YIDFF 2003 Learning, Teaching, Filmmaking
Daughter and Father
An Interview with Tsumoto Mari (director) and Fujita Naomi (Daughter and Father project)

I Didn’t Want to Give Up on People


Q: What is the style of “Cinema Juku”?

TM: I think that for Hara Kazuo and “Cinema Juku,” it’s how to stand on the side of the main character, how much you can let go of your thinking and desires, and how the camera gives you support. Actually at first we didn’t get the go ahead for our project. It seemed Hara’s thinking was that it is important to create relationships with other people, and one’s own family is too easy.

FN: During the production Hara repeatedly pushed us with phrases like “resolution” and “fight for keeps,” and during the filming I was constantly thinking about how I could respond. That kind of intensity is also very characteristic.


Q: Fujita, did you have any doubts when it came to making a piece about your own family?

FN: It wasn’t our intention in creating this piece, but I was afraid that my father would be maligned, and at first I asked that the name of my hometown not be shown. But Hara told us “Expression itself is picking a fight with society, and that kind of cowardly approach to shooting is no good,” and “You guys are flinching.” Although I agreed with him at the time, I couldn’t imagine what would happen after going public with my personal life, and during the filming there were times when I was concerned.

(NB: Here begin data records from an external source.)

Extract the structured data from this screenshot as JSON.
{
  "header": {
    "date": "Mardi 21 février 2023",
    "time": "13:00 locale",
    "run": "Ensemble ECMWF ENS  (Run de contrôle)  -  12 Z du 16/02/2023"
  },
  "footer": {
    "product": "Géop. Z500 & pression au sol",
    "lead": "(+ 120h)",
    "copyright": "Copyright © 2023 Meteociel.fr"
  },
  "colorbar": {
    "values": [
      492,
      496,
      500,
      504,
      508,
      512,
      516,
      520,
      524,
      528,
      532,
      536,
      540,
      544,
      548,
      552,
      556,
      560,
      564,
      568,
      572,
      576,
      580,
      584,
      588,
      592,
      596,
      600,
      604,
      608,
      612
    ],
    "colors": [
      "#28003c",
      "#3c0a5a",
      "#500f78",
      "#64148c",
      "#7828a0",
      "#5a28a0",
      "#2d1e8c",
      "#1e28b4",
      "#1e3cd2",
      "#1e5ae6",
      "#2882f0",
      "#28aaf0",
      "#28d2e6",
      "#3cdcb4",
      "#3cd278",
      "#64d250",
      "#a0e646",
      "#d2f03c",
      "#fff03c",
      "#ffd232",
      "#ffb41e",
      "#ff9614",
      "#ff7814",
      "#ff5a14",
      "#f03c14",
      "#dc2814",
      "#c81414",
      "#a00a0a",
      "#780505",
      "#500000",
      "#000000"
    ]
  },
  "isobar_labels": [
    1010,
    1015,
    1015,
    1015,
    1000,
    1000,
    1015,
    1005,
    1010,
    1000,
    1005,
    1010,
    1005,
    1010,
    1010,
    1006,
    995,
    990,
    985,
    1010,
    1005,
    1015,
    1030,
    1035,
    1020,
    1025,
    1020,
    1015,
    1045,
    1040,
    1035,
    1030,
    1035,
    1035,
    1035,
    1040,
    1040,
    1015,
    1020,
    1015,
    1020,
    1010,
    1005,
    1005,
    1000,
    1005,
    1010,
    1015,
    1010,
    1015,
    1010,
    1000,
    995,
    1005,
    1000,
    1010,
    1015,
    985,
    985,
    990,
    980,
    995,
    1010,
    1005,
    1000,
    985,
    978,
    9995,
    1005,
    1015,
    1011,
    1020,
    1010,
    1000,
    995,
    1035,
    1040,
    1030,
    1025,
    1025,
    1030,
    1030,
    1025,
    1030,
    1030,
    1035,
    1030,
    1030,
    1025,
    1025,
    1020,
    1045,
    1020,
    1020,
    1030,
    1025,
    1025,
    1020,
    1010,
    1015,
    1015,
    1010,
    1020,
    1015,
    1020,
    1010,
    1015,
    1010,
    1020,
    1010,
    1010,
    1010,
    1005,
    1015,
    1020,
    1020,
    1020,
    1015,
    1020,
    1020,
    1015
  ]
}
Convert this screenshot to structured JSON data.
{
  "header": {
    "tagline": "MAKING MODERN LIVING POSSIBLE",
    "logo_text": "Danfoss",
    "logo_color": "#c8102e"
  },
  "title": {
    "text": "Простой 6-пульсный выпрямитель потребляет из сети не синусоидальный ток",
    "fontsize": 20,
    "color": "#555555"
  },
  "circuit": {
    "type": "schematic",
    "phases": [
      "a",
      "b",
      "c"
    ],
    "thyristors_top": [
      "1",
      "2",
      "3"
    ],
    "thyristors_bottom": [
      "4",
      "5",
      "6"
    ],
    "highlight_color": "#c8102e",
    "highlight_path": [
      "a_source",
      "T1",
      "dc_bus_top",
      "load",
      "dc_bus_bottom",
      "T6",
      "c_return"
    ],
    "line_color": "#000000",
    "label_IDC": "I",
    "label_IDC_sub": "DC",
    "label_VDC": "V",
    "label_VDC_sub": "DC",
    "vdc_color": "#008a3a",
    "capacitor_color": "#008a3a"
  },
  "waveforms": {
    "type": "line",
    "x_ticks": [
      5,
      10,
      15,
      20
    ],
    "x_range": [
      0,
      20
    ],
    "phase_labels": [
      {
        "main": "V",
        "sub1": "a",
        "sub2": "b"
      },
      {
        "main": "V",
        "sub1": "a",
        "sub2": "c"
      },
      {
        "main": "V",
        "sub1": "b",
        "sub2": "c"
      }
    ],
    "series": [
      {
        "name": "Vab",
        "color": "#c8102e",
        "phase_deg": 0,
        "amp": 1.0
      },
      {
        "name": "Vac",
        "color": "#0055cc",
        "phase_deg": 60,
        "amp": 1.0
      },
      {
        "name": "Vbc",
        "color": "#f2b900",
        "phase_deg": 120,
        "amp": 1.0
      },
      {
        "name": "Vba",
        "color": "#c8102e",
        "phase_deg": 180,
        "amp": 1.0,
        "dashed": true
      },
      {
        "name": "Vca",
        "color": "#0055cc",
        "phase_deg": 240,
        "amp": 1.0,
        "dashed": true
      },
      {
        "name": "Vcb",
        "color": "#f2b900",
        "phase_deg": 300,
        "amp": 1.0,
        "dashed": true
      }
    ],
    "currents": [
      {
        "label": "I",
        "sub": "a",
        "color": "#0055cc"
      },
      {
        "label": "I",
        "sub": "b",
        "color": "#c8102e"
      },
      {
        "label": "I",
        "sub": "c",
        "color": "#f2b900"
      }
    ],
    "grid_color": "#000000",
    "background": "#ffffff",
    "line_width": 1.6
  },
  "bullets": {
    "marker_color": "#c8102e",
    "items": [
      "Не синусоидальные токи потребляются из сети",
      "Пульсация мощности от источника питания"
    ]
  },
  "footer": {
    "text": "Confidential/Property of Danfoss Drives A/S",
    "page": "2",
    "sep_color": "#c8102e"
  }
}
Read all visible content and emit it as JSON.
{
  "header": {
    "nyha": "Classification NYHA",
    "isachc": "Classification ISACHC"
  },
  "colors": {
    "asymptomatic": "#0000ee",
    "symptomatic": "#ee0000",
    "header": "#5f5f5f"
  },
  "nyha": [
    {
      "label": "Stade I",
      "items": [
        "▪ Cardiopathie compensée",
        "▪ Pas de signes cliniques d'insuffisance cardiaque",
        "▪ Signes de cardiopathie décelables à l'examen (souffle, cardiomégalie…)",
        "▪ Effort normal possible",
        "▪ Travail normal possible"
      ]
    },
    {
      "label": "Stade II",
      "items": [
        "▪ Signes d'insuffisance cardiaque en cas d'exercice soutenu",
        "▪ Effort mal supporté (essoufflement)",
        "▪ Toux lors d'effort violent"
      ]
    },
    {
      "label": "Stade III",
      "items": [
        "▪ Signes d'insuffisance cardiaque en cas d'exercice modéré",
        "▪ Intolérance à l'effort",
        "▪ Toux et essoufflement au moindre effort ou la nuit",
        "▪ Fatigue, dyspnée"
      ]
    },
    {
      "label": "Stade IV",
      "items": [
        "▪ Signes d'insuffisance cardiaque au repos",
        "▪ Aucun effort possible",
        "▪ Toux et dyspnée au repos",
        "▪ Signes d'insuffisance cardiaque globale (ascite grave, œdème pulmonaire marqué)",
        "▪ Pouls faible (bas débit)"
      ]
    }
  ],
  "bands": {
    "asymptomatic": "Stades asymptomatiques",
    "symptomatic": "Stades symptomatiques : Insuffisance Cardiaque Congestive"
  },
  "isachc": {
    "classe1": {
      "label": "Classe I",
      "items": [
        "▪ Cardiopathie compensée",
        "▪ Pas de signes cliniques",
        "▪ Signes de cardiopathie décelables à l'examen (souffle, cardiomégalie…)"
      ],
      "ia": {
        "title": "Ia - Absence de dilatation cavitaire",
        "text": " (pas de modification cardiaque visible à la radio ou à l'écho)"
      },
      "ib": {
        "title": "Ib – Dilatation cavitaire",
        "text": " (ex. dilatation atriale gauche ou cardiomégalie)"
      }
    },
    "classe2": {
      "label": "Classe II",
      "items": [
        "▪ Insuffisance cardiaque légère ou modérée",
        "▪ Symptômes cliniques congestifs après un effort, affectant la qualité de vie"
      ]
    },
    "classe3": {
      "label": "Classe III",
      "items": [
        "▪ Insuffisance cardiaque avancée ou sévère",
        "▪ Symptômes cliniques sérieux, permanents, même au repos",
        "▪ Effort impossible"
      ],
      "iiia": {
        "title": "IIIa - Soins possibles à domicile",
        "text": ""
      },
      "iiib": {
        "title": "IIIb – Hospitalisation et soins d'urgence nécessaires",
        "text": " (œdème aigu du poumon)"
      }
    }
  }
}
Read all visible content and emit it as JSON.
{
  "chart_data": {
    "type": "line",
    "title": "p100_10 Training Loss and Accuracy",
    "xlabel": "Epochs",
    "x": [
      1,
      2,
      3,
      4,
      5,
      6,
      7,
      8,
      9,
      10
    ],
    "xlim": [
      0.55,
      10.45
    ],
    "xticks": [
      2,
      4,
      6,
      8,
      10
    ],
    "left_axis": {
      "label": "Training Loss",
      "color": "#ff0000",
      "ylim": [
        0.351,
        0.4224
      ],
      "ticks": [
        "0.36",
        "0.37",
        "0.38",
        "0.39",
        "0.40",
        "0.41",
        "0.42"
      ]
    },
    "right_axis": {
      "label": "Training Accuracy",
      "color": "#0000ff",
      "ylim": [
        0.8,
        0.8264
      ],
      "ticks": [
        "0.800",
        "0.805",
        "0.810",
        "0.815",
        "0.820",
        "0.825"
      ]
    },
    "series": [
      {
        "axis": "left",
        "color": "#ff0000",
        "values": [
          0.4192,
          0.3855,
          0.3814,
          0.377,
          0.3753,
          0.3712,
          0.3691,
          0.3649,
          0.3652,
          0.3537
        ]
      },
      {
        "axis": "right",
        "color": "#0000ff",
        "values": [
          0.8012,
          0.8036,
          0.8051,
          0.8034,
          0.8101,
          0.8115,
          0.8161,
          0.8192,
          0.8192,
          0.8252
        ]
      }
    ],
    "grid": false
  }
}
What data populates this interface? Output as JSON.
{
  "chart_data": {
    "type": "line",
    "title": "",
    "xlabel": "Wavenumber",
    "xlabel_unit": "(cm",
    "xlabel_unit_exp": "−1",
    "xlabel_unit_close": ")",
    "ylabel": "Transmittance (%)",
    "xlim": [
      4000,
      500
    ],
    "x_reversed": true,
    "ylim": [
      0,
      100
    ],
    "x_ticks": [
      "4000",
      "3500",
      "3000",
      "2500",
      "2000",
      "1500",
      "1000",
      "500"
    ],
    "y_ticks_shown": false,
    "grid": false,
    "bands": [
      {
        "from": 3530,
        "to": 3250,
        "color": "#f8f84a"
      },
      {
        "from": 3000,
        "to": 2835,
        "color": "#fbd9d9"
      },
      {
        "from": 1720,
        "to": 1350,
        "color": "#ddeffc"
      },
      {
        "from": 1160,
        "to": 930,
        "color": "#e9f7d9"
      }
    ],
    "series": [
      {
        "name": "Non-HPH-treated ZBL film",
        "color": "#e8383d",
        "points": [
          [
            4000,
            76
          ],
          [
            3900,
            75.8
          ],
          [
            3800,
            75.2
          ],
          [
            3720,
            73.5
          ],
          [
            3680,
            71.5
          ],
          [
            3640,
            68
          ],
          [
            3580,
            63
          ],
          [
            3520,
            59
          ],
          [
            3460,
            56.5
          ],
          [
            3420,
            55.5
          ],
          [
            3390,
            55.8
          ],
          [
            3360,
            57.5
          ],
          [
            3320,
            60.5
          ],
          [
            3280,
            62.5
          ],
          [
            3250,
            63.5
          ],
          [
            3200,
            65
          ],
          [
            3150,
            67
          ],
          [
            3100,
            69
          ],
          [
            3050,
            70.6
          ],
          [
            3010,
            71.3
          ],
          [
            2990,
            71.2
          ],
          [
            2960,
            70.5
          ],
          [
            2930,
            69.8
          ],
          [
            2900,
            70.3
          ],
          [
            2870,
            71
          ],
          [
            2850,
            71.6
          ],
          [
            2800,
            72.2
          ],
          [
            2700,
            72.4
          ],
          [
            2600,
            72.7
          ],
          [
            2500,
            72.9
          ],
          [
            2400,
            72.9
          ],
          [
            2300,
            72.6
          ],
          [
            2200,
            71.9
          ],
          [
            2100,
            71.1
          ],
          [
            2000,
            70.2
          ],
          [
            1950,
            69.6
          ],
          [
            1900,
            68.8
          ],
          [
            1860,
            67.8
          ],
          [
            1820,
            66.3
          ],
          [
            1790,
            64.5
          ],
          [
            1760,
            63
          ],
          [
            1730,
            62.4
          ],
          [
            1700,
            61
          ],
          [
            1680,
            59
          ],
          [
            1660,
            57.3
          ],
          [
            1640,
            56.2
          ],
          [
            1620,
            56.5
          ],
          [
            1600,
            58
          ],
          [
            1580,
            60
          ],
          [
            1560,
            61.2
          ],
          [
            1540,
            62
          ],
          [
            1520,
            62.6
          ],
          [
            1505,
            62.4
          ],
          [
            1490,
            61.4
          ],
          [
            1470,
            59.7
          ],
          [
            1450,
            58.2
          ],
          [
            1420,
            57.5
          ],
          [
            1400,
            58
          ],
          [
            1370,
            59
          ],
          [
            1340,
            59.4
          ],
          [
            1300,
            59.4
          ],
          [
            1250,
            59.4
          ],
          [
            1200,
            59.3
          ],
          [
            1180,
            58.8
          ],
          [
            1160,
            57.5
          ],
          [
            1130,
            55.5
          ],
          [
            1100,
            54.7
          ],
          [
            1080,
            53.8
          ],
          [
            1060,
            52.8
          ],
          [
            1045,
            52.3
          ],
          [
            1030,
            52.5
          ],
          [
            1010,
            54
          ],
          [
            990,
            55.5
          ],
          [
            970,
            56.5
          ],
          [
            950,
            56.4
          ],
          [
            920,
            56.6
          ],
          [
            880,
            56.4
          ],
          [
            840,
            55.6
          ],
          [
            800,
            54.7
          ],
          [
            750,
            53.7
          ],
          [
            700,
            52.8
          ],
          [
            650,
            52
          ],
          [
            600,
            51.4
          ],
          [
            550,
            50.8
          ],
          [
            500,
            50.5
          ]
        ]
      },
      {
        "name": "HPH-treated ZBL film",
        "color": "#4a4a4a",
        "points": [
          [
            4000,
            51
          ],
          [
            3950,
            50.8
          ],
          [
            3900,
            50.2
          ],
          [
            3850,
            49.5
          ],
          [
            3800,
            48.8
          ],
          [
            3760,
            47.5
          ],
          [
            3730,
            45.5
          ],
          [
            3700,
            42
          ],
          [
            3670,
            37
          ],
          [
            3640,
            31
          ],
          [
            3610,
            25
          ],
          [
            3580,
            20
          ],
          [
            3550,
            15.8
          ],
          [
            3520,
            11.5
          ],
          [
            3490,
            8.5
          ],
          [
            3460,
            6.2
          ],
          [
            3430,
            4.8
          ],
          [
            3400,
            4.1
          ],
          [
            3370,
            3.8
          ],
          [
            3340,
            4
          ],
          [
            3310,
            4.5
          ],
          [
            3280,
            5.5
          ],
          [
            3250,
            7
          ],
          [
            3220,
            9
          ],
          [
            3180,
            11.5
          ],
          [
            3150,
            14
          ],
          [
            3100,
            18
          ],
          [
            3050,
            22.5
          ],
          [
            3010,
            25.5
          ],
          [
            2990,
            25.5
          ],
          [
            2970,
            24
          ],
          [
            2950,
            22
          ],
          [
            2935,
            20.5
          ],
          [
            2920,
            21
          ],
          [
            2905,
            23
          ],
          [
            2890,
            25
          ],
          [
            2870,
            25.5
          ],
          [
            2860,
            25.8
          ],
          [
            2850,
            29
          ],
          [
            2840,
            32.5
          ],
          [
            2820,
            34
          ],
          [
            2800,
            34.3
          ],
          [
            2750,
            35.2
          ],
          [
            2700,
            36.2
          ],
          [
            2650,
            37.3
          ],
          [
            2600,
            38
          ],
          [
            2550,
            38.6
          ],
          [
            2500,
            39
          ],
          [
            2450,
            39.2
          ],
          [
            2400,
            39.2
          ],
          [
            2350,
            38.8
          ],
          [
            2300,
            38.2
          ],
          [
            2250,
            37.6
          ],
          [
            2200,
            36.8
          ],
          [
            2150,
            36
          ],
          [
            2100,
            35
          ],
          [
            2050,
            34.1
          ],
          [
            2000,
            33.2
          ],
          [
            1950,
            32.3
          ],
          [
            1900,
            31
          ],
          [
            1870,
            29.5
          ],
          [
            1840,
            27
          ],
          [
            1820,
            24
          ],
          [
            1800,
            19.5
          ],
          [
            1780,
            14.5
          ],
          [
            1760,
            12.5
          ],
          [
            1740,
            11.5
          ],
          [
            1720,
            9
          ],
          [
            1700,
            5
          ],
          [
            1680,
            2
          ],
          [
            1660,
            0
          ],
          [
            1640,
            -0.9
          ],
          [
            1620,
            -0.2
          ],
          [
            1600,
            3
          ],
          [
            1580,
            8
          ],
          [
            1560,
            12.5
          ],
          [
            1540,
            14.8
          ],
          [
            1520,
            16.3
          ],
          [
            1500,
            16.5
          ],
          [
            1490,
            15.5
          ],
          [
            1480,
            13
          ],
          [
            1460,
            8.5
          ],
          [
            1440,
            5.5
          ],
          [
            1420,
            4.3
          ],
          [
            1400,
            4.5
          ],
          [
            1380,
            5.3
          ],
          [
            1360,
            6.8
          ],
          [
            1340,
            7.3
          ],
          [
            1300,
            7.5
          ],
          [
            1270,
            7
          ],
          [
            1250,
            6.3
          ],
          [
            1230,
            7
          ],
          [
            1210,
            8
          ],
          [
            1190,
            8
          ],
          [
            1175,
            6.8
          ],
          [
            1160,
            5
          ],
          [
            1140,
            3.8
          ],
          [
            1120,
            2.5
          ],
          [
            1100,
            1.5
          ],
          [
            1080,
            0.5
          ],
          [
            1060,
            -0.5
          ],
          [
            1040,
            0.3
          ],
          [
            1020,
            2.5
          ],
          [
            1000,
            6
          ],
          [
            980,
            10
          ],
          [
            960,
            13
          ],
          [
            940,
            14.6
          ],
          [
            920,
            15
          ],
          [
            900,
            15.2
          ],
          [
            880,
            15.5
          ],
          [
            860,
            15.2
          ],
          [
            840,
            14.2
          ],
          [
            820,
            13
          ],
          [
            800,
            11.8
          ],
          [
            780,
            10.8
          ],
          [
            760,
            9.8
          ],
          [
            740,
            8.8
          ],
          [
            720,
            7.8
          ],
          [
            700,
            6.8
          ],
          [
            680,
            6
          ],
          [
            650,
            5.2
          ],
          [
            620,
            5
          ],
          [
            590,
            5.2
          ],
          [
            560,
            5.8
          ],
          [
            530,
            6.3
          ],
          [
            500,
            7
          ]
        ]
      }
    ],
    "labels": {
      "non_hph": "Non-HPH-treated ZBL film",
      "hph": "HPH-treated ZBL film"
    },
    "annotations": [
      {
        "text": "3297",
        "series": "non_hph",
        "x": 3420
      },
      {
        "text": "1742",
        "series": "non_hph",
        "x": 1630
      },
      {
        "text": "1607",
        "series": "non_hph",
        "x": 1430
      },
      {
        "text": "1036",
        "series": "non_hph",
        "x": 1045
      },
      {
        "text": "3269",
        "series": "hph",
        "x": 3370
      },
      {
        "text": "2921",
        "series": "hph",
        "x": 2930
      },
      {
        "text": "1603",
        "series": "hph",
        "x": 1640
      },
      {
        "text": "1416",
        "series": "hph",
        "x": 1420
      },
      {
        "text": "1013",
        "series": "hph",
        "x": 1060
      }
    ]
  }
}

Q: Had the ending been crystallized?

TM: Among the crew, opinions were divided as to whether we should be able to see the ending from the first stage, or whether it should emerge naturally as we began understanding Fujita’s feelings.

FN: When the crew met for the first time, I was thinking of an ending with me smiling at my father in gratitude. But after filming while observing my father, on our side we also were uneasy that we couldn’t shoot it yet, so there were some things that changed from the original plan, including other scenes. I think the actual ending was just before our imaginations.

Q: During production, was there ever anything that felt unexpected or unanticipated in your father’s response?

FN: Maybe when my father came to shoot that ending. Because I’d reminded him to say something persuasive. But when he came, he read out his one-way reply to my letter…And instead of in front of me, he read with dignity before the camera…(laugh).

TM: At first, I’d thought he came wanting to read that and bring it to a close. But in reality, even before Fujita had read the letter and conveyed her feelings, her father happened to read a newspaper article introducing “Cinema Juku” that said “The troubles Fujita, who had dropped out of school, had with her father…” But he didn’t say anything directly, even to Fujita.

FN: I think in some way my father also wanted to take in my feelings.

Q: What kind of people do you want to see this work?

FN: Around me there were also people with problems in their families, and a lot of people think their parents are hopeless, and that’s something they’ll put aside as they live their lives. At the same time, I was hearing people say they felt it’s somehow difficult to live. But I didn’t want to give up on people. Pushing through, there are things you see for the first time, and that way of coming to an understanding seemed like a way for me to move on. Regardless of age or circumstances, I’d like people who feel these kinds of difficulties in their personal relationships to see this film, and I would be happy if they connect it with their own motivating power.

Q: What about your next work?

TM: I think we’re now in a period when everyone is groping for relationships with others. The old way of seeing the world is breaking down, and if you follow the former way of doing things, relationships no longer get built automatically. Somehow it feels like people are being flung out on their own. In the middle of all this, I’m interested in how people go about creating relationships, and I’d like to make a piece centered around this.